Because Wall Street runs the government. Haven't you been paying attention?


Exactly.


Power. It works.


Wall Street is running a much more complex game with many more shells under which the peanut could be. They also have many old companies run by people who've been focused on refining their game/system for decades if not centuries, if you take into account the transmission of knowledge through books and mentorship. And as Zed mentioned they are tightly integrated with government leaders.


I submitted this with a "TechStars Boulder 2008" part added to the title, why was it removed? I see "YC" references to companies in titles all the time so isn't that relevant info?


The reason companies funded by YC are often called out as such is that this site is run by YC. But almost all startups have multiple investors, so it would get pretty unwieldy if they were all named every time a startup was mentioned. There's no reason to do it unless the story involves the investor, which is not the case here.


I think it was nice they removed the TS 2008 because the story is not related to TS as much as the founder himself. This shows that YC does not want people to talk negatively about their competitors.

At the same time I do not think just because this is a site ran by YC that we should not have titles with TS in them. You could promote TS companies here all day, it will not make a difference for YC.


I hate to see investors' money wasted on "hookers and blow", when there are so many startups out there which could really use the money to grow their legitimate operations.


"It's like facebook... but with hookers and blow! You know.. Social."


Sad story. Bad apples are everywhere, and when you work with a hundred entrepreneurs, 99% are genuine, and then you get the con artist. It's so hard to spot at first.


Will this effect usingmiles.com recent $2.7 million round of funding? http://techcrunch.com/2011/04/06/usingmiles-raises-2-7-milli...


I'd guess that Nordmark taking over the CEO role from Veith was (1) prob a condition or recommendation of the newest round of investors (because Nordmark is more experienced and has the success of eBags under his belt), and (2) the event that enabled Nordmark to gain much more power and transparency over the books, which in turn was the final straw leading to the charges against Veith. This is just speculation based on the publically reported info we've seen, however, and I obviously could be wrong. Since Nordmark is clean and has succesful track record and UM got all the extra cash in April, that all seems to be a net positive for the company. I think the fundamental service delivered by UM is a good one, and unlocking the value in otherwise unused frequent flyer miles is especially helpful to travellers in a recession. Veith is also innocent until and unless courts find otherwise. And I think the TechStars folks are good at picking talent combined with promising venture ideas.


Considering he has somewhat of a history, is this a lesson in vetting for angel investors and accelerator programs?


what do you need a $10K apartment in NYC for?
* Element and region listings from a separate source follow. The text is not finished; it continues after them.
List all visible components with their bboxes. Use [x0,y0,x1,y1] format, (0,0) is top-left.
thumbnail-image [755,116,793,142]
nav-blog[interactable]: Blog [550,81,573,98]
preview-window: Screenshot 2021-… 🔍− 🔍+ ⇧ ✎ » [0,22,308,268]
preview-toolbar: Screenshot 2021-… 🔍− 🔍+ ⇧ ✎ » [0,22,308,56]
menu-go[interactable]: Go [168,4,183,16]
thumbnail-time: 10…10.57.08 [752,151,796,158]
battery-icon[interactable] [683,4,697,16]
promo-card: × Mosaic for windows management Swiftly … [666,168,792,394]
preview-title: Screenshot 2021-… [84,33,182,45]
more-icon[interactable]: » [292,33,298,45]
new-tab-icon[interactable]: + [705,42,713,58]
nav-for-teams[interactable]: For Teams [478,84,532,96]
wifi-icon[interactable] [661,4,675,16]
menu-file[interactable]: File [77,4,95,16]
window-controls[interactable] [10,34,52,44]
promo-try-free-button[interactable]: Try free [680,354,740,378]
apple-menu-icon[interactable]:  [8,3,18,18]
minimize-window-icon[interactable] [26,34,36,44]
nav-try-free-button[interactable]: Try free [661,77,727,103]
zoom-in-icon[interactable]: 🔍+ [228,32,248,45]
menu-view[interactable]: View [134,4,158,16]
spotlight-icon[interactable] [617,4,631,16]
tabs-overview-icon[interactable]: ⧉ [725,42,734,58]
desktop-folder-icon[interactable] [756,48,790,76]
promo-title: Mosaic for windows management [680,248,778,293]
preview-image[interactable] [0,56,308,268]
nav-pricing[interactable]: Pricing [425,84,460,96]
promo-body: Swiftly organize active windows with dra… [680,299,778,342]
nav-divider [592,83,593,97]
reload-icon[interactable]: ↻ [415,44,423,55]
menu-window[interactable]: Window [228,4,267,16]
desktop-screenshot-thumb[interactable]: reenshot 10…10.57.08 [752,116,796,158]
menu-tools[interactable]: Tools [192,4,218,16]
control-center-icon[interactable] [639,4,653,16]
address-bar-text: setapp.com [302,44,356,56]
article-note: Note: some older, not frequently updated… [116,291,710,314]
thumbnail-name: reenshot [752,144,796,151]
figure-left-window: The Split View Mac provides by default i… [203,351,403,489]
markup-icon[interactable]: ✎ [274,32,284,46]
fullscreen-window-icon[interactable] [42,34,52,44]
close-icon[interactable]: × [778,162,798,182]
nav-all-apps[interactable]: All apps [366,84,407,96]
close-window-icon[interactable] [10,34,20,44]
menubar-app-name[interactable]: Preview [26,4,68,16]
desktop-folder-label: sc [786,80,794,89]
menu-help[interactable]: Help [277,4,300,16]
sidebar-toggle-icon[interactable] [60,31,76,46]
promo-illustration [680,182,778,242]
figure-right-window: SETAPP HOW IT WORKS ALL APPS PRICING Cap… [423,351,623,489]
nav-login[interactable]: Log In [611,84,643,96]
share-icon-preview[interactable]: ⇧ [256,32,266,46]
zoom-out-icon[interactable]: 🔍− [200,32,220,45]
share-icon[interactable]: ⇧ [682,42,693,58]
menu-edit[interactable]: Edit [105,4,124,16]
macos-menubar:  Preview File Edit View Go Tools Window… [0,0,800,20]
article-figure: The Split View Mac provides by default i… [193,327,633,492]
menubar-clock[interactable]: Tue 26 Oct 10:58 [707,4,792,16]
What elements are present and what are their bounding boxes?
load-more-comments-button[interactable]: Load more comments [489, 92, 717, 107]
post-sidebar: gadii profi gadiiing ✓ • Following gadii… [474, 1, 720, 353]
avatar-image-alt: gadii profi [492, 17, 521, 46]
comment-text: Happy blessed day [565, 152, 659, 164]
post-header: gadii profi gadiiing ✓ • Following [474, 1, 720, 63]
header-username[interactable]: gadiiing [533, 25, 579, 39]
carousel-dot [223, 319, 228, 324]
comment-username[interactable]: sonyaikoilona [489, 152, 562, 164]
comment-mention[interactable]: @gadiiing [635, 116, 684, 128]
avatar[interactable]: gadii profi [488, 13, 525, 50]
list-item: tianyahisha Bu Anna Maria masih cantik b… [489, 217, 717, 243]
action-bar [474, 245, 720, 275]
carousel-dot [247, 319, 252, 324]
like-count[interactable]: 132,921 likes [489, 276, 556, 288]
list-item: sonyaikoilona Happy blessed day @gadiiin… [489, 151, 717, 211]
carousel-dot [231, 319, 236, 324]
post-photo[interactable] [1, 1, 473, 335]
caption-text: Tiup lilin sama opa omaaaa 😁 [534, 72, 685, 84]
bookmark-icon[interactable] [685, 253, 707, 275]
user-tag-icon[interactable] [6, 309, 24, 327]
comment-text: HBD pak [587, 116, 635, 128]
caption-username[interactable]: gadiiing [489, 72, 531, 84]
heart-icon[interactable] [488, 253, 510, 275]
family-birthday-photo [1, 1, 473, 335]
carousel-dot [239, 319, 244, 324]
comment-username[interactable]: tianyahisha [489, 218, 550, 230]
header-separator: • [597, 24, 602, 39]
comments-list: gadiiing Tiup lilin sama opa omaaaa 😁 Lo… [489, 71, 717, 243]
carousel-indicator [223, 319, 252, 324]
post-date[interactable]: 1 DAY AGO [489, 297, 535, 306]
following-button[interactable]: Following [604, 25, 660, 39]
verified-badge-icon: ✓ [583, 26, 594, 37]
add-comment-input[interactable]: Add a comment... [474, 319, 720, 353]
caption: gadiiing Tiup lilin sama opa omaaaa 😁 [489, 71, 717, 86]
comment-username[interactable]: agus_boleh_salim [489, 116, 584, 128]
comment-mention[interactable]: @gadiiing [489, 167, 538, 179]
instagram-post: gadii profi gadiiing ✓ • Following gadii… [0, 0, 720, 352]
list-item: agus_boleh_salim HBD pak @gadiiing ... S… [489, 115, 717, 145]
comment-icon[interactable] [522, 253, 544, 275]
That's pretty much penthouse territory.

I mean I can see if you are already making millions...but if you are just a startup that should be a big red flag to investors.


Legitimacy and a smile (or lack thereof) are all that matter.


Bummer.

Someone -- I think a startup founder I know and that people have heard of, but I could be wrong -- related to me that when he got a series A or B, the background check was so thorough that the investors noticed he'd accidentally let his drivers license lapse and had an unpaid parking ticket.


I love this part of the article: "In 2010, Nordmark paid $25,000 for a patent on a new online digital used music and book website that Veith was pitching, dubbed UsedTunes.com. The site exists but isn't operational."


This is further proof that raising money does not make one inherently more trustworthy. Unfortunately, on July 1, California law will reflect that very notion.